Mohon tunggu...
Setyo Purwoto
Setyo Purwoto Mohon Tunggu... Mahasiswa - Mahasiswa

Seorang mahasiswa pendidikan Sejarah universitas negeri Semarang

Selanjutnya

Tutup

Ilmu Sosbud

Hak Asasi Manusia, Sejak Era Hamurabi Sampai Era Modern

26 Maret 2024   13:38 Diperbarui: 27 Maret 2024   11:34 396
+
Laporkan Konten
Laporkan Akun
Kompasiana adalah platform blog. Konten ini menjadi tanggung jawab bloger dan tidak mewakili pandangan redaksi Kompas.
Lihat foto
Bagikan ide kreativitasmu dalam bentuk konten di Kompasiana | Sumber gambar: Freepik

Dari zaman ke zaman, gagasan tentang hak-hak fundamental yang melekat pada setiap insan telah menjadi perjuangan abadi umat manusia. Meskipun akar-akarnya dapat ditelusuri hingga peradaban kuno seperti Hukum Hammurabi di Babilonia pada 1792 SM, yang meletakkan dasar-dasar sistem peradilan setimpal dan praduga tidak bersalah, konsep Hak Asasi Manusia (HAM) modern telah melewati perjalanan panjang dalam mengkristal menjadi seperangkat prinsip universal. Dimotori oleh pemikiran para filsuf dan cendekiawan visioner seperti John Locke, yang menegaskan hak alami atas kehidupan, kebebasan, dan kepemilikan, evolusi HAM telah membentang melalui tiga generasi yang mencakup spektrum luas hak-hak sipil, politik, ekonomi, sosial, budaya, hingga hak-hak kolektif atas pembangunan, perdamaian, dan lingkungan yang bebersih.

 Sejarah HAM

Sejak zaman dahulu, konsep Hak Asasi Manusia (HAM)telah berakar pada ide bahwa setiap manusia, tanpa memandang warna kulit, kewarganegaraan, atau jenis kelamin, memiliki hak-hak dasar yang tidak terpisahkan dari kemanusiaan mereka. Filsuf terkemuka seperti John Locke menegaskan bahwa hak untuk hidup, memiliki, dan kebebasan adalah hak alami yang tidak boleh direnggut oleh siapapun, termasuk negara.

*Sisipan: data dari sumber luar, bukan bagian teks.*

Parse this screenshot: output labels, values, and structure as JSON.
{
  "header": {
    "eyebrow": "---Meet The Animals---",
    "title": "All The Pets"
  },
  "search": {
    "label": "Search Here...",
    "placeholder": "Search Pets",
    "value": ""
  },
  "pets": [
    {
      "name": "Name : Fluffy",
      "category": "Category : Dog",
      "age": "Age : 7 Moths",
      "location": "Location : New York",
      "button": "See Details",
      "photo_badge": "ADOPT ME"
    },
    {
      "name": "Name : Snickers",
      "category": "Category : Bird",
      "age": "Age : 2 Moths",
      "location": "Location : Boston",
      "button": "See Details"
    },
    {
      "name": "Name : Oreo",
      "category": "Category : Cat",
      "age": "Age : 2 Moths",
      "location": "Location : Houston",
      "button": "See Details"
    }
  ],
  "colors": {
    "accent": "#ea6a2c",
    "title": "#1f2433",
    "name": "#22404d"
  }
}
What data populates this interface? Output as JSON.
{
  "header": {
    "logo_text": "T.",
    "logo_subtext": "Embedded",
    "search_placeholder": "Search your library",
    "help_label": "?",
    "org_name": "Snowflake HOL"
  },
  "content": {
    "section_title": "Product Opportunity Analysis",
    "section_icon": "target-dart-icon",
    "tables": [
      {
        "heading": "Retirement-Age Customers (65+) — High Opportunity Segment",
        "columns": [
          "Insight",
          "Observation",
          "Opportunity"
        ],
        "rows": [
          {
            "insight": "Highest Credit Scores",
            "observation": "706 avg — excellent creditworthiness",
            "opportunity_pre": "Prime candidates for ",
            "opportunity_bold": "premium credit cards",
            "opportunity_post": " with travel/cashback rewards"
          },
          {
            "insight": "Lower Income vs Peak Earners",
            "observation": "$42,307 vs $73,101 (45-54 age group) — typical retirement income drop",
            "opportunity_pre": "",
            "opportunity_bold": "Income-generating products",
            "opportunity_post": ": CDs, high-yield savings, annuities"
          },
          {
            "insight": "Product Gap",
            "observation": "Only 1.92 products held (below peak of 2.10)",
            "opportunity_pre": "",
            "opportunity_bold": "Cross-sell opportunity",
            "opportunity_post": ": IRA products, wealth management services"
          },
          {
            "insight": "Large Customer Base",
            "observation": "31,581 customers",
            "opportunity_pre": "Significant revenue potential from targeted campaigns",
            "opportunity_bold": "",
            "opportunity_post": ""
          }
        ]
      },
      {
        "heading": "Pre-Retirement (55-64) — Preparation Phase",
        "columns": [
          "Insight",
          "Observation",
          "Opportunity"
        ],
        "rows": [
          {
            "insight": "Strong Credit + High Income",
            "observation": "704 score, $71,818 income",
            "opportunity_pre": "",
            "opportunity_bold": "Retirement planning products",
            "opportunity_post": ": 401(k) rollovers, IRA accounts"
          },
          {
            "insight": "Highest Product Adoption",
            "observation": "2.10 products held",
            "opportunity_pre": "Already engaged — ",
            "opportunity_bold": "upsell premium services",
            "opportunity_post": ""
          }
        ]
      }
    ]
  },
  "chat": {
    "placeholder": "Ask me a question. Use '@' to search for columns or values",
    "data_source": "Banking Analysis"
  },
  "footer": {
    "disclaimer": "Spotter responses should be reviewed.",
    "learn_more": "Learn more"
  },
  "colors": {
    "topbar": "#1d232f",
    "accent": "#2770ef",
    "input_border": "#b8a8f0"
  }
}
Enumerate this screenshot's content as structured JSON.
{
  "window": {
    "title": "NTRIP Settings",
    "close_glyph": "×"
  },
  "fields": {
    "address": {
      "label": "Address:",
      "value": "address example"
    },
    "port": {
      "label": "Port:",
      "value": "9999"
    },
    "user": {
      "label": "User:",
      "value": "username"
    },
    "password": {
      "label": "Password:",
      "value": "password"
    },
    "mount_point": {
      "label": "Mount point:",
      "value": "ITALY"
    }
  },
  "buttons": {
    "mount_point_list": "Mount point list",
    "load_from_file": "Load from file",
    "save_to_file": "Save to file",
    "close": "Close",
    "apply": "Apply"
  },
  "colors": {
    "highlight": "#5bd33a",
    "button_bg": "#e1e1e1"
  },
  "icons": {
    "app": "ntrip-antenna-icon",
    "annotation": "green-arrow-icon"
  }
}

Perjalanan HAM telah melalui tiga generasi evolusi:

1. Generasi Pertama : Hak-hak klasik termasuk hak hidup, kesehatan, kebebasan bergerak, dan kepemilikan pribadi.

2. Generasi Kedua : Hak-hak ekonomi, sosial, dan budaya seperti pekerjaan, pendidikan, dan kesehatan.

3. Generasi Ketiga : Hak kolektif dan solidaritas, mencakup hak atas pembangunan, perdamaian, dan lingkungan yang bersih.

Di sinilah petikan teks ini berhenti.